The girls pay a visit to Shiina's house this week, though calling the enormous estate a house feels like a major understatement. After a tour of the grounds and a handful of comedic misadventures, the gang eventually gets around to eating some somen noodles. For an extra dose of visual drama, they also build an elaborate bamboo flume for the full nagashi somen experience.
While it's hardly unusual for a slice of life series to feature a hideously wealthy character, Shiina's massive house is useful beyond its comedic shock value. Gourmet Girl Graffiti has consistently excellent background art, but it can go unnoticed during scenes set in classrooms or Ryou's relatively simple apartment. With its elaborate architecture, vegetable garden, decorative pond, and seemingly endless bamboo forest, the big estate gives the series a chance to really go berserk. There's a mix of fine detail and artistic style on display here, and both add to the viewer's immersion in the scene.
This is a very pleasant episode to look at, but watching it is an exercise in patience. For a show that usually manages to deliver at least a handful of laughs, Gourmet Girl Graffiti came out lukewarm this week. Most its attempts at comedy feel recycled, either from previous episodes or from the genre as a whole. The humor isn't bad or obnoxious by any means; it's just sort of bland.
Part of the problem is that a full episode is more screen time than this series really needs. Each episode's story is mostly just an excuse to have the characters prepare and eat that week's featured meal, and that doesn't require a whole lot of setup to pull off. This leaves around seven to ten minutes of dead air, which the writers end up filling with by-the-book character humor. If someone either cut Gourmet Girl Graffiti's running time in half or had it run two stories per episode, I'm willing to bet that the result would be a stronger series.

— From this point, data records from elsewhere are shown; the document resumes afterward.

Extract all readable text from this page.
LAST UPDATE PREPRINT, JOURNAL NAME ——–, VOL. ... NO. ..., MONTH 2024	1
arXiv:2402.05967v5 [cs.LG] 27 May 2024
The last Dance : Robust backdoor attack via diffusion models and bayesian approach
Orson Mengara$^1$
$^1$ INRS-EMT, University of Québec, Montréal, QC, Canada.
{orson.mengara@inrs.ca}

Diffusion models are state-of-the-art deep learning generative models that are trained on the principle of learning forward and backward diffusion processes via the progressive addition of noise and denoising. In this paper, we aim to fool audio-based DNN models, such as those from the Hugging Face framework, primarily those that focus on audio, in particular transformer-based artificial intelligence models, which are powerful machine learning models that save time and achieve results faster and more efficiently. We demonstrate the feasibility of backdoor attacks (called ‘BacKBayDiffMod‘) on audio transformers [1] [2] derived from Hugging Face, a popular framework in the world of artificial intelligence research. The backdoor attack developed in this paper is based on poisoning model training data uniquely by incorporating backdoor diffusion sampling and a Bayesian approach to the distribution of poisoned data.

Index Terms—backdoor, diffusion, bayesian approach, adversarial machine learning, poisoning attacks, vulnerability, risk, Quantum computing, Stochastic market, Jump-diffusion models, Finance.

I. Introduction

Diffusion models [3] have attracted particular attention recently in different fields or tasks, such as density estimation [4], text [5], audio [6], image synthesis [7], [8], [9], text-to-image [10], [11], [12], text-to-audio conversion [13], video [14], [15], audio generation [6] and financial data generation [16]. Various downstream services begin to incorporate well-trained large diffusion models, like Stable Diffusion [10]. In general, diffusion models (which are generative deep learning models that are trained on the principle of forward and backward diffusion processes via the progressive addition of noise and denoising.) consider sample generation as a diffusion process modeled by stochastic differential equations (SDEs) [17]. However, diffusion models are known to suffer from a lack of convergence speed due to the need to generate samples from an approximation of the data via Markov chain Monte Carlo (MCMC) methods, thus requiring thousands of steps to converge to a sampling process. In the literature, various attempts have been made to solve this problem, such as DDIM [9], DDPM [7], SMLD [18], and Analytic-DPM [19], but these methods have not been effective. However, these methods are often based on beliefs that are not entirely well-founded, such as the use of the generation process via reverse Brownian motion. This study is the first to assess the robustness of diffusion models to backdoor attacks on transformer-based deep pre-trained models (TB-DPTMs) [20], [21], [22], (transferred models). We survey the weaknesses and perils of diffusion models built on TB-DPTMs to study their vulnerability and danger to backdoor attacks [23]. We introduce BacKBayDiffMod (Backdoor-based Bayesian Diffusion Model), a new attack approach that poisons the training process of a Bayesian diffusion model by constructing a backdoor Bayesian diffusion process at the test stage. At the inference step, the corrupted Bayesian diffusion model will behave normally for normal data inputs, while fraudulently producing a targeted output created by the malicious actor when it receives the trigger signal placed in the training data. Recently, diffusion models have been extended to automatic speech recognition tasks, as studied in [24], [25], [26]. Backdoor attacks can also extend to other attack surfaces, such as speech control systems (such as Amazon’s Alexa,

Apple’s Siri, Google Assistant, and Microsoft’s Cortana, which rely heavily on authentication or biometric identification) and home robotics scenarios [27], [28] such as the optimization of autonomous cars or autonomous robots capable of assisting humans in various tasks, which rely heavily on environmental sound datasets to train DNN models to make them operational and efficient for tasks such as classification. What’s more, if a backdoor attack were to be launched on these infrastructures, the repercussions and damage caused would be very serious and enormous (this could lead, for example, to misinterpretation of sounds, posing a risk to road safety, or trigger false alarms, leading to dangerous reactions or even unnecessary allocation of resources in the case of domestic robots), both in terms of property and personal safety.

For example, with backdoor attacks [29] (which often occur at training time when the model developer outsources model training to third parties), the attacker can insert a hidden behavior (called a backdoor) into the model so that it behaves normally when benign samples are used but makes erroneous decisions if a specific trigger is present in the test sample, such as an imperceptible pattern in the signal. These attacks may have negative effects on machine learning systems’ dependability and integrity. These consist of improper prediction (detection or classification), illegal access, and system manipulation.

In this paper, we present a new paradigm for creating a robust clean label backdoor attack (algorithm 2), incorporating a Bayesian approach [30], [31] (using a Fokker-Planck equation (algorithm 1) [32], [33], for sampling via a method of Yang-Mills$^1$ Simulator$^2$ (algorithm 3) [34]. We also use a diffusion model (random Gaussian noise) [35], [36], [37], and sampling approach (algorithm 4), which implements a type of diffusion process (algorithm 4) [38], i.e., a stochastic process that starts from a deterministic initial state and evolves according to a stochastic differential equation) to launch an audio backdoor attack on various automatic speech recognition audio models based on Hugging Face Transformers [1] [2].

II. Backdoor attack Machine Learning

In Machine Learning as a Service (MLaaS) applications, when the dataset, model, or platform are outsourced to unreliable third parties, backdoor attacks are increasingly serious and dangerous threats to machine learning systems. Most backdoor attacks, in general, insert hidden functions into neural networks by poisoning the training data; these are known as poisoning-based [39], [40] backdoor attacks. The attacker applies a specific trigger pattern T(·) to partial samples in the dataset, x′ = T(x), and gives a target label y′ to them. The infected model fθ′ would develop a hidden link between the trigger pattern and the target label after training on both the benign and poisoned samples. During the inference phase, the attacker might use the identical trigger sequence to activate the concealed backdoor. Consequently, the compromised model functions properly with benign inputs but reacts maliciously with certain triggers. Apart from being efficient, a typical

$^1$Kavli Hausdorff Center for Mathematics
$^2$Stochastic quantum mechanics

The good news is that the show continues to keep thing interesting on the culinary front. Last week's convenience store snacks broke the mold by focusing on the meal's emotional component, and the somen noodles continue that trend of looking beyond the taste of the food. With a simple combination of noodles and sauce, the focus shifts to the experience of snatching them out of a flowing stream of water. The idea here seems to be that food can provide entertainment beyond the usual experience of tasting something good. I'm glad that the series is continuing to wander beyond the dinner table, as it's helping to keep the formula from growing stale.
It's becoming increasingly obvious that Gourmet Girl Graffiti isn't aiming to be the best or most entertaining title of the season. More than anything else, it's interested in making the audience slow down and think of food as more than just something that keeps us from starving to death. By the show's own standards, this episode is a success. I never wanted to fish a bunch of noodles out of running water before, but now I do. (Just not in the middle of winter.) Something tells me that the creators would be perfectly happy with that outcome.
Gourmet Girl Graffiti is currently streaming on Crunchyroll.